Denmark set to approve new climate change law
Last updated on 10 June 2014, 6:56 am
Denmark to pass climate change bill into law, putting its 2020 ambition at twice the EU
By Sophie Yeo in Bonn
Denmark is set to pass its climate change bill into law on Wednesday, binding it to reducing its emissions 40% by 2020.
The bill, which was announced in February, will receive its third and final hearing in the Danish Parliament on 11 June. If passed, it will need to receive the Royal Assent before taking effect.
With wide support from a cross-section of the political parties which make up Denmark’s coalition government, the bill is expected to pass easily, giving a boost to the country’s already ambitious policies on tackling climate change.
Denmark’s climate minister, Rasmus Helveg Petersen, told RTCC that the bill was the “right and proper course” for the country as it seeks to create a fossil free energy sector by 2050.
The 40% reduction target intended by Denmark’s Climate Change Act is double the EU’s own target. It will also set up a climate change council ensuring the target is met “on a scientific basis and in a cost effective way,” said Petersen, as well as setting targets every five years.
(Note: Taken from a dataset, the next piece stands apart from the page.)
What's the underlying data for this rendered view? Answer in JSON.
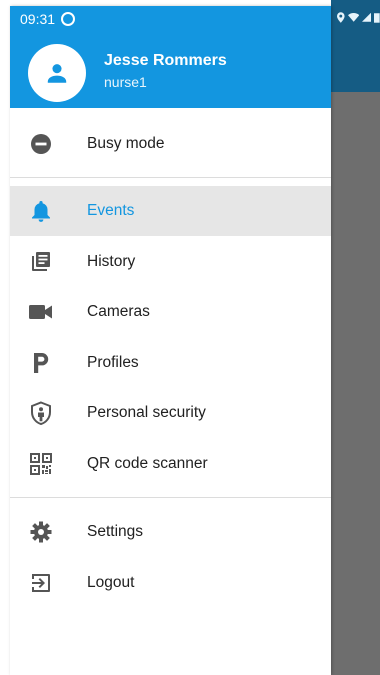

Petersen spoke to RTCC on the sidelines of climate negotiations taking place this week in Bonn, where one of the major discussions has been how to raise ambition prior to 2020, when the UN’s new climate deal is scheduled to take effect.
Despite an announcement from the EU that the 28-state bloc was set to overachieve its 2020 target by 4.5%, no countries present at the discussions announced an increase on current goals.
Ministers will next tackle the issue of pre-2020 ambition at the UN’s upcoming conference in Lima in December, with a potential opportunity for interim announcements at a summit that Ban Ki-moon will host in New York in December.
Petersen confirmed to RTCC that Denmark’s Prime Minister, Helle Thorning-Schmidt, would attend the summit.
A growing number of countries are passing legislation as a means of tackling climate change. The UK was the first country to pass a Climate Change Act in 2008, while other countries have passed sector-specific laws to tackle emissions.
Last week, Finland became the latest country to announce a new Climate Change Act, which will inscribe a 2050 emissions reduction target of 80% into law.
Such legislation is key because it means that consecutive governments are legally bound to a long term target, as well as giving confidence to the private sector, says Darragh Conway, a climate law specialist at consultants Climate Focus.
“If countries want to set a target for reducing emissions then it probably does help if that’s set in law, especially if that makes it binding for the government,” he said. “In that sense, the government is held to account, and that’s quite valuable.”
He added that a headline climate law could help streamline action across various sectors. “It’s about energy policy, industrial policy, economic policy, land and forestry policy, agriculture, so it can’t be addressed by an environmental ministry. It has to be addressed at a high level,” he said.
Around 400 legislators met this week in Mexico to discuss the role of climate laws. The three-day meeting concluded with a resolution by MPs from 80 countries to push for tougher climate legislation in their domestic parliaments.
A recent study by GLOBE International and CDKN found that there was a correlation between strong climate change legislation and high ambition at international climate talks.
Christiana Figueres, head of the UN’s climate body, said that legislation was key in carrying forward a “clean revolution”.
She said: “Domestic legislation is critical because it is the linchpin between action on the ground and the international agreement.”